On the other hand, a significant result of the current study was that there was no significant association between prenatal androgenization and win outcome. Considering these findings, and as a possible explanation, we speculate that MMA sports performance is a complex and multi-faceted phenomenon, which might require a variety of demands, including technical, physical, biological, and sensorimotor skills. Consequently, there are a substantial number of techniques available to athletes and a broad variety of methods or strategies used to accomplish victories. In this sense, knowing multiple combinations of factors might determine a win at the highest level of MMA competition.

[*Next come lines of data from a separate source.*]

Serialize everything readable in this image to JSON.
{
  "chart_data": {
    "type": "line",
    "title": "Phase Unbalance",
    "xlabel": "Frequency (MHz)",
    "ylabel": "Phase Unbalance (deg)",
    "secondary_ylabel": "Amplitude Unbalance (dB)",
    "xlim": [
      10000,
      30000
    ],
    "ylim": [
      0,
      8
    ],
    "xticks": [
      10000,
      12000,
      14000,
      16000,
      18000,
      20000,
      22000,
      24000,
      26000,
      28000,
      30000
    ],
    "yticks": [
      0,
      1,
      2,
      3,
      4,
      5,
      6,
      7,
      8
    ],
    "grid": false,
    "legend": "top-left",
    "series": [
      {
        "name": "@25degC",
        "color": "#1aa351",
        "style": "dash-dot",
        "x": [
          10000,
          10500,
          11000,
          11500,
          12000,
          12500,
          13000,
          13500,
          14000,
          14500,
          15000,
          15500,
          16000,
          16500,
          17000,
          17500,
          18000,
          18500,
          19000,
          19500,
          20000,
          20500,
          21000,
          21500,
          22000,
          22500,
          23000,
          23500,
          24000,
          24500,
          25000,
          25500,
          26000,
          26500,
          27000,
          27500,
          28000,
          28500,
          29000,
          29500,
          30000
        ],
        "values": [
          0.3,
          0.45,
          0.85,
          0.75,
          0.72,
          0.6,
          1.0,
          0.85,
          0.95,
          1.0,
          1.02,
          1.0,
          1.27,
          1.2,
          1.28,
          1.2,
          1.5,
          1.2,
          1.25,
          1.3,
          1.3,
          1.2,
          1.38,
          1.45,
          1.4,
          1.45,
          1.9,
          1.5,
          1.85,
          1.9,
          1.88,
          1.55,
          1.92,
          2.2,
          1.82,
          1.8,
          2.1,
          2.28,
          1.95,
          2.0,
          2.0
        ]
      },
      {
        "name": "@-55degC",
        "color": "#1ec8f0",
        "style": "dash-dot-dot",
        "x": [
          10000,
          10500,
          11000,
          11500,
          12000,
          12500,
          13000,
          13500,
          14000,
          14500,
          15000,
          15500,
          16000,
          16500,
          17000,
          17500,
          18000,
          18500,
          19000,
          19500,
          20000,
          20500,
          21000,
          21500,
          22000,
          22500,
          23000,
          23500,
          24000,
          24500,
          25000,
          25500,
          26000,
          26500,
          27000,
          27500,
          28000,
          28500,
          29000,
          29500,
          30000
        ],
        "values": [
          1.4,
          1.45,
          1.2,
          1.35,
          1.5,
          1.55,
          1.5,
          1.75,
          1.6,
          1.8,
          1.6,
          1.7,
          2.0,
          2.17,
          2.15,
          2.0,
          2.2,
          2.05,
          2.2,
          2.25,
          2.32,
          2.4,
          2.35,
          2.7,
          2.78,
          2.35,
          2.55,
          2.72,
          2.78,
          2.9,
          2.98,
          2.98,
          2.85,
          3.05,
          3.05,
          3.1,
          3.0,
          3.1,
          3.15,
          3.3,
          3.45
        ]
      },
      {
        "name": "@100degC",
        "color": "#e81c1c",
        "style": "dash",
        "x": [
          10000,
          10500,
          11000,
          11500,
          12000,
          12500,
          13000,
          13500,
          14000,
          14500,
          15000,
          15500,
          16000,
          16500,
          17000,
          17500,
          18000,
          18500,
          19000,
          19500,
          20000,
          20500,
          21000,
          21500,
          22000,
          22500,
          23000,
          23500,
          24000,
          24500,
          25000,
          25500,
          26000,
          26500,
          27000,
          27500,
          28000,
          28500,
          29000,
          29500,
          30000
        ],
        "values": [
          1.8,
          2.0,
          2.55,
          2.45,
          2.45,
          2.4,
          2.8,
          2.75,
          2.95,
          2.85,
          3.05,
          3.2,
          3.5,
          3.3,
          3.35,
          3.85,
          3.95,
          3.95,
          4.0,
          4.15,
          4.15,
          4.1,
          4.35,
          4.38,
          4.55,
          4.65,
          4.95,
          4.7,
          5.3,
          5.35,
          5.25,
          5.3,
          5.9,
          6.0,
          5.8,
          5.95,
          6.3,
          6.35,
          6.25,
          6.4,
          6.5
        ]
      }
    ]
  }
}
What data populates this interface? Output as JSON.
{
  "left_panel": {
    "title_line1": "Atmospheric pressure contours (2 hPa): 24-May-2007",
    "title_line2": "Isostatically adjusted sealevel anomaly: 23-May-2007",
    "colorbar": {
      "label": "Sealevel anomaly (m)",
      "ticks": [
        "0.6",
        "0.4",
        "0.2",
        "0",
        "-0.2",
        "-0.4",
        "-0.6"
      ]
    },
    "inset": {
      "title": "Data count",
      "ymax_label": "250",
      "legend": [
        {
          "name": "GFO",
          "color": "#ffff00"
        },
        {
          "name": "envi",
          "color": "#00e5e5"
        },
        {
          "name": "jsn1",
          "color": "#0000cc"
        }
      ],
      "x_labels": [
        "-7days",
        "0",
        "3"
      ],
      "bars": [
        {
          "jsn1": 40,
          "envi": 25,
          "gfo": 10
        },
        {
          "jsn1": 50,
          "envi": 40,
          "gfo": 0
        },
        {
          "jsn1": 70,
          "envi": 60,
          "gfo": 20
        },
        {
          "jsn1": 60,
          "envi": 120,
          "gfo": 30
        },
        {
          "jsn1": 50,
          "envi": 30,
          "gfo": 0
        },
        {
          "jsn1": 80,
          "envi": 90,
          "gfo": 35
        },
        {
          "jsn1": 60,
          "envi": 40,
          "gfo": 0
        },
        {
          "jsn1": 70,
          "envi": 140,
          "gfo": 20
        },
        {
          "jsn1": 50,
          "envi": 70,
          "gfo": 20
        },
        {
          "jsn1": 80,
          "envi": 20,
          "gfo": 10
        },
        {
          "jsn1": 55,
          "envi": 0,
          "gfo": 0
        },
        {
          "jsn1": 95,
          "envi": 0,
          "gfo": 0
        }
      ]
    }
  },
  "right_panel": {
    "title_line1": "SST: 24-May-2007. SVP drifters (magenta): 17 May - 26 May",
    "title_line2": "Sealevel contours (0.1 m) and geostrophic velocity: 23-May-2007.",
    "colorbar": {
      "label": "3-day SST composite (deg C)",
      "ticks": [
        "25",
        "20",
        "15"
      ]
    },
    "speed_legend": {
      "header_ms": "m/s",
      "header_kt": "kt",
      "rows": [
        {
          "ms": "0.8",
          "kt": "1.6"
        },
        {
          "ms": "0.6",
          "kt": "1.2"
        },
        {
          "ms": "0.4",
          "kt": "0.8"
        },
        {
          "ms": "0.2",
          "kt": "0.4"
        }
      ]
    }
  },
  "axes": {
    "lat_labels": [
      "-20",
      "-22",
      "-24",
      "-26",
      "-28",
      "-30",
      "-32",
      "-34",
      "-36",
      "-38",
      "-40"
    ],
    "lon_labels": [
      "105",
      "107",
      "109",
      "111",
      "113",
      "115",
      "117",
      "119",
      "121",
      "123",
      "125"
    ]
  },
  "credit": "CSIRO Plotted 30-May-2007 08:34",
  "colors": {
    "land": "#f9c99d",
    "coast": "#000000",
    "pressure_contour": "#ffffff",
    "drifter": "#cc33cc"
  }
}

Some limitations of the present study should be highlighted. Our sample represents a few MMA gym experiences, limiting the generalizability of the results. The cross-sectional nature of this study prevents the ability to identify any causal relationship between study variables and outcomes. Although 2D:4D is recognized as a biomarker of prenatal T and participants with osteo fractures were excluded from the study (due to well-known risk factors from sports practice accidents, such as dislocating the phalanx), some residual confounders of measure could not be completely ruled out. Another important limitation is that testosterone levels were not assessed in this study. Although hormone measures are usually highly variable, future studies should address testosterone concentrations at both baseline and challenging conditions. Important outcomes, such as training experience, familiar income, and mental health disorders, were not evaluated. In future studies, the focus should be on researching distinct training levels and holistic assessment models of athletes.

5. Conclusions

In summary, MMA male athletes presented lower 2D:4D ratios in both hands than the control group. We observed that left hand 2D:4D was negatively correlated with HGS and LBM in professional athletes but it did not determine wins in MMA. Interestingly, these athletes presented significant differences in psychometric variables: lower BFI agreeableness, higher BFI openness, and lower BPQ anger than the control group. Beyond this, BPQ anger was also positively correlated with 2D:4D in both hands (in professional athletes and non-athletes). These findings suggest that including the 2D:4D measurement (in conjunction with other measures) is important in determining potential athleticism or talent in MMA.